Notice in the script that the input shape of 1x64 is defined at the beginning

input_spec = tf.TensorSpec([1, 64], tf.int32) model._set_inputs(input_spec, training=False)

However, the input shape of the generated tflite is 1x5.

The input shape can be checked using a website like Netron or by running the following code:

import numpy as np
import tensorflow as tf
from PIL import Image

from os import listdir
from os.path import isfile, join

from random import choice, random

interpreter = tf.lite.Interpreter(model_path="gpt2-fp16.tflite")

interpreter.allocate_tensors()

input_details = interpreter.get_input_details()
output_details = interpreter.get_output_details()

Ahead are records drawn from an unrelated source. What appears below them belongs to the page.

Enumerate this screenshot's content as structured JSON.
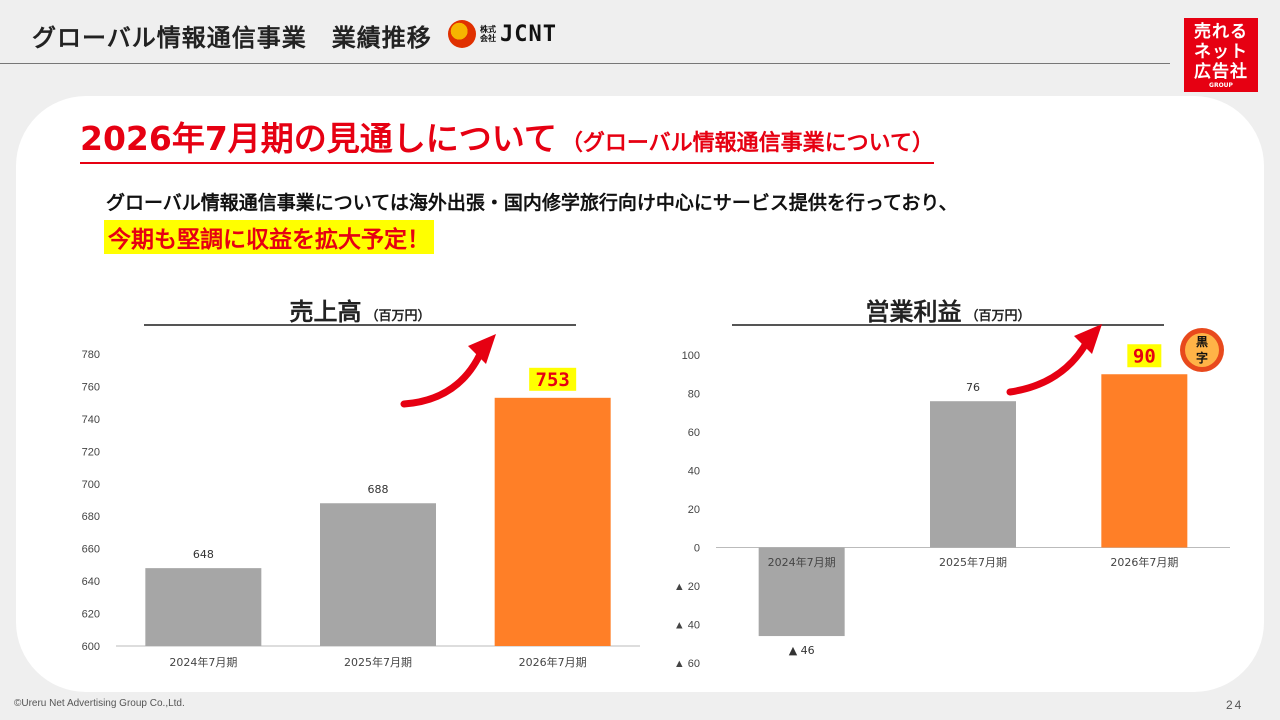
{
  "header": {
    "title": "グローバル情報通信事業　業績推移",
    "logo_small": "株式会社",
    "logo_text": "JCNT"
  },
  "brand": {
    "line1": "売れる",
    "line2": "ネット",
    "line3": "広告社",
    "sub": "GROUP",
    "color": "#e60012"
  },
  "headline": {
    "main": "2026年7月期の見通しについて",
    "sub": "（グローバル情報通信事業について）"
  },
  "description": "グローバル情報通信事業については海外出張・国内修学旅行向け中心にサービス提供を行っており、",
  "highlight": "今期も堅調に収益を拡大予定！",
  "colors": {
    "gray_bar": "#a6a6a6",
    "orange_bar": "#ff7f27",
    "accent_red": "#e60012",
    "label_highlight": "#ffff00"
  },
  "chart_data": [
    {
      "type": "bar",
      "title": "売上高",
      "unit": "（百万円）",
      "categories": [
        "2024年7月期",
        "2025年7月期",
        "2026年7月期"
      ],
      "values": [
        648,
        688,
        753
      ],
      "value_labels": [
        "648",
        "688",
        "753"
      ],
      "ylim": [
        600,
        780
      ],
      "yticks": [
        600,
        620,
        640,
        660,
        680,
        700,
        720,
        740,
        760,
        780
      ],
      "highlight_index": 2
    },
    {
      "type": "bar",
      "title": "営業利益",
      "unit": "（百万円）",
      "categories": [
        "2024年7月期",
        "2025年7月期",
        "2026年7月期"
      ],
      "values": [
        -46,
        76,
        90
      ],
      "value_labels": [
        "▲ 46",
        "76",
        "90"
      ],
      "ylim": [
        -60,
        100
      ],
      "yticks": [
        -60,
        -40,
        -20,
        0,
        20,
        40,
        60,
        80,
        100
      ],
      "ytick_labels": [
        "▲ 60",
        "▲ 40",
        "▲ 20",
        "0",
        "20",
        "40",
        "60",
        "80",
        "100"
      ],
      "highlight_index": 2,
      "badge": "黒字"
    }
  ],
  "footer": {
    "copyright": "©Ureru Net Advertising Group Co.,Ltd.",
    "page": "24"
  }
}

input_shape = input_details[0]['shape']
print(f"Required input shape: {input_shape}")
output_shape = output_details[0]['shape']
print(f"Required output shape: {output_shape}")

It's not just GPT2 that produces an input shape of 1x5. I also tried converting t5-small to tflite and got the same input shape of 1x5. The tflite files for GPT2 on Hugging Face have an input shape of 1x64, though.

The input to GPT-2 can be up to 1024 tokens, and yet the token context length is somehow fixed at 5. A similar issue is present on StackOverflow where the user exported GPT2 as a TF SavedModel and then further to ONNX and TF.js. In both cases, the input shape was 1x5.

I also tried performing the conversion with TFLite Converter v1 API as suggested here:

converter = tf.compat.v1.lite.TFLiteConverter.from_saved_model(
        saved_model_dir, input_arrays=['inputA'], input_shapes={'inputA': [1, 640, 640, 1]})

However, using the v1 API still produced the 1x5 input shape. There was another suggestion, here, to convert the model to SavedModel first and then set the input shape, followed by calling concrete_functions

model = tf.saved_model.load(export_dir)
concrete_func = model.signatures[
  tf.saved_model.DEFAULT_SERVING_SIGNATURE_DEF_KEY]
concrete_func.inputs[0].set_shape([None, 1280, 720, 3])
converter = TFLiteConverter.from_concrete_functions([concrete_func])
...

When using the concreate_functions solution to set the input shape, I got the following error:

InvalidArgumentError: Dimension 1 in both shapes must be equal, but are 5 and 64. Shapes are [?,5] and [1,64].

The error is resolved if I use: concrete_func.inputs[0].set_shape([1,5])

I could not check the input shape accepted by the saved model but from the error above we can get an idea that the SavedModel also uses the 1x5 shape.

I used this code to save the model:

import tensorflow as tf
from transformers import TFGPT2LMHeadModel

model = TFGPT2LMHeadModel.from_pretrained('gpt2')
model.save('gpt2')

Can someone suggest how I can set the input shape to 1x64? Thanks for your time, I appreciate it! :)

Expected behavior

The input shape of the generated tflite file should be 1x64 because that's what we are explicitly defining it as. However, both in the cases of T5 and GPT2, the input shape does not change from 1x5

LysandreJik commented 2 years ago

I wonder if @gante @Rocketknight1 have some insights

Rocketknight1 commented 2 years ago

Yes! There are some workarounds you could use @androbada525, such as saving the model as SavedModel and making your TFLite model with the from saved model constructor instead, which will give you the correct signature.

However, from_keras_model should also work, and we have a solution for that exact issue in development right now. I'll ping you in this issue when it's ready!

Rocketknight1 commented 2 years ago

Hi @androbada525, this should now be fixed. However, to use the fix you will need to install transformers from main until we release the next version. To do that, replace pip install transformers with pip install --upgrade git+https://github.com/huggingface/transformers.git. After our next release you can change your code back to just pip install transformers.

If this doesn't resolve your problem, feel free to comment and re-open this issue!